For so long application security testing focused on detection. It was the logical place to start. After all, you can’t fix a problem if you don’t know it exists. Unfortunately, detection isn’t the be-all and end-all for managing security vulnerabilities. First, high rates of false positives in early stage detection generate a lot of noise, adding to the problem of alert fatigue. Second, detection only identifies problems; it provides no actionable data on how to rectify issues. Without advice on how to resolve security vulnerabilities, alerts continue to pile up, exacerbating alert fatigue.
As application security technology matures, the issue of false positives will naturally be resolved. And in fact this has already happened with technologies that guarantee no false positive alerts. Even with solutions that promise zero false positives, however, detection still isn’t enough on its own. Security professionals are dealing with an enormous volume of alerts daily, and it is impossible to fix every alert. Furthermore, not every alert is created equal. Not every alert is of the highest priority representing a critical vulnerability.

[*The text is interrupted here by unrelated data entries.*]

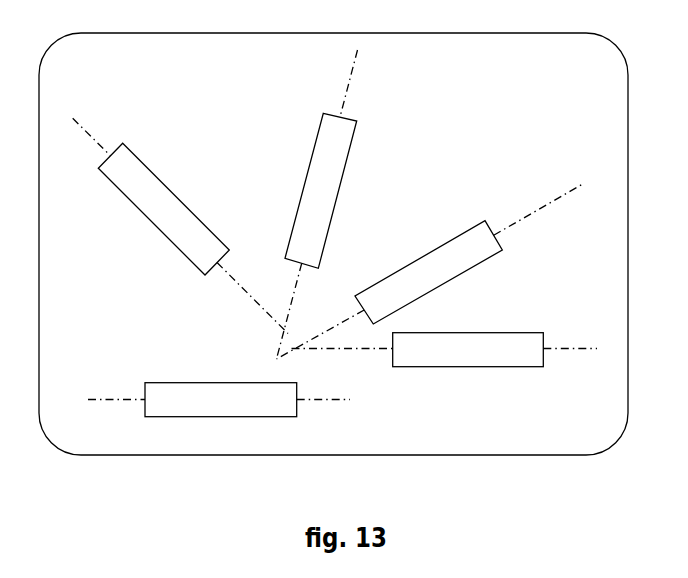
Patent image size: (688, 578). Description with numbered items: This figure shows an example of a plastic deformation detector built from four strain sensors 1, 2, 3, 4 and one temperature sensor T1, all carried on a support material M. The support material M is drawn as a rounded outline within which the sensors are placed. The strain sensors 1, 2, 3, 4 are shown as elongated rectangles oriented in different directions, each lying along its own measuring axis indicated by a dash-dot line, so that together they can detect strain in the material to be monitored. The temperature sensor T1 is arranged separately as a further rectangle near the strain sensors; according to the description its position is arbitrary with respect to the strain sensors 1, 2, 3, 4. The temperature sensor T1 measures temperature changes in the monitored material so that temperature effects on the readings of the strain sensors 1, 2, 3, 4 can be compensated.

The support material M is at (333, 244).
The strain sensor 1 is at (445, 334).
The strain sensor 2 is at (430, 271).
The strain sensor 3 is at (317, 204).
The strain sensor 4 is at (180, 225).
The temperature sensor T1 is at (219, 384).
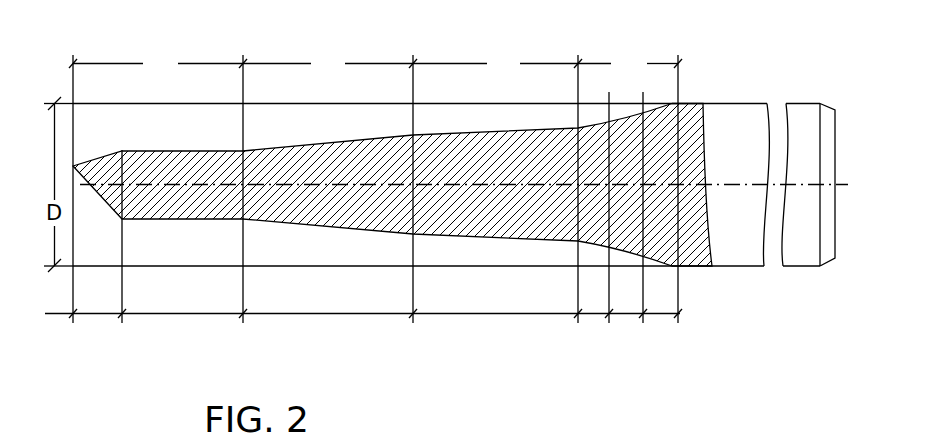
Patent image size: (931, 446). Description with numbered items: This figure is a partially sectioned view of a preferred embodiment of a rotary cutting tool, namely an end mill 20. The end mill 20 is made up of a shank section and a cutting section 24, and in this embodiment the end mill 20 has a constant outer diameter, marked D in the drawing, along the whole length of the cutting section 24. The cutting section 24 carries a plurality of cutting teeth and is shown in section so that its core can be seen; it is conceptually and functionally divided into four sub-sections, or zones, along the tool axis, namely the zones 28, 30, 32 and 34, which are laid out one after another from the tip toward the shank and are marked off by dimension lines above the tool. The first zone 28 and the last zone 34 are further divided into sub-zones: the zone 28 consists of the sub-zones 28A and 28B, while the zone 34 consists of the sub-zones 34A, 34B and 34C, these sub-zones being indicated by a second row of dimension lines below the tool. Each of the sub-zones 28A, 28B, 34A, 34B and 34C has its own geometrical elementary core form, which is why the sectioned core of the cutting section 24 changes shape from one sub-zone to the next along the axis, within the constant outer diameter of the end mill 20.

The end mill 20 is at (720, 71).
The cutting section 24 is at (312, 253).
The first zone 28 is at (174, 73).
The first sub-zone of zone 28 28A is at (104, 316).
The second sub-zone of zone 28 28B is at (201, 316).
The second zone 30 is at (342, 73).
The third zone 32 is at (518, 73).
The fourth zone 34 is at (642, 73).
The first sub-zone of zone 34 34A is at (597, 316).
The second sub-zone of zone 34 34B is at (627, 316).
The third sub-zone of zone 34 34C is at (656, 316).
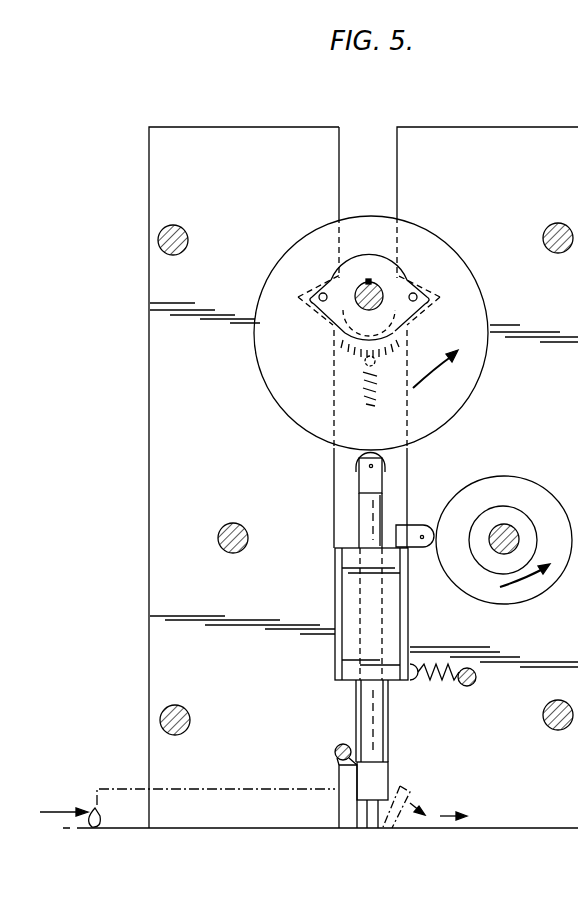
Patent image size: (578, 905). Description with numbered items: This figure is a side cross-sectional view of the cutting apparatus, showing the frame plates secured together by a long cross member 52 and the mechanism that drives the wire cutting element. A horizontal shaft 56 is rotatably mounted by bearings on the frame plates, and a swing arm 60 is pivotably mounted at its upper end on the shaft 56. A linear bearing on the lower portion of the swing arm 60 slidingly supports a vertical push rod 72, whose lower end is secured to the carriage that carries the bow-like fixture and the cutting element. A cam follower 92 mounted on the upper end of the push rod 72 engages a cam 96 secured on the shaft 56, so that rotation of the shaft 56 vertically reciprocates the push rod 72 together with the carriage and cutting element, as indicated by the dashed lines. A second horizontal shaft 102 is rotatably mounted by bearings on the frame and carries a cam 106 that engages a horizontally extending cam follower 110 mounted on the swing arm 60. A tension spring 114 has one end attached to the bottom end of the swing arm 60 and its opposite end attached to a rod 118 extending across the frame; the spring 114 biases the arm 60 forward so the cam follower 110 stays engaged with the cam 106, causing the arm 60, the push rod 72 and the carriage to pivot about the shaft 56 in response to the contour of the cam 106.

If detection on its own is part of the problem, the next logical step in dealing with the high volume of alerts in application security, then, lies in the prioritization and remediation of these alerts. Only by addressing these alerts do they go away.
Security professionals need to find a way to prioritize security vulnerabilities by determining which vulnerabilities pose the greatest risk or have the biggest impact then focus on fixing those first. The challenge here is that no gold standard currently exists for vulnerability prioritization. Should organizations focus on vulnerabilities that are the easiest to fix? The most prevalent? Those that have the biggest impact on your business? Each organization prioritizes alerts differently, and even different teams within the same organization take divergent paths to prioritization.
Once you have prioritized alerts to address those you have identified as most critical, you need to begin the work of remediating these security vulnerabilities. Remediation is the ultimate goal for any security vulnerability, however, the path to a fix is not always obvious. To address this, you need a solution that identifies both how to remediate a vulnerability, but also how likely that vulnerability can be updated without breaking your application.
The best approach to application security is one that has matured beyond simple detection to focus on the higher order functions of prioritization and remediation. Once you begin to remediate vulnerabilities using automation, alert fatigue will start to subside.
To address the problem of alert fatigue, take these practical first steps:
Tune your system to reduce the amount of background noise. Look for security solutions that offer zero false positives and give you contextual data so that you understand the severity and relevance of alerts.
Implement solutions that prioritize your security vulnerabilities, so you can concentrate first on the high-severity issues that have the potential to cause the greatest disruption.
Automate as much of this process as possible so that your security professionals are free to remediate the most important threats first.
Although alert fatigue is a problem in application security, you can’t just hit snooze and expect it to go away. Even though we have reached a point where organizations are no longer able to address all vulnerabilities because of the sheer numbers, you can manage alert fatigue so that it’s not running your life and increasing your risk. Technologies are available to filter out the noise and help you prioritize and remediate your security vulnerabilities so that you aren’t falling asleep on the job.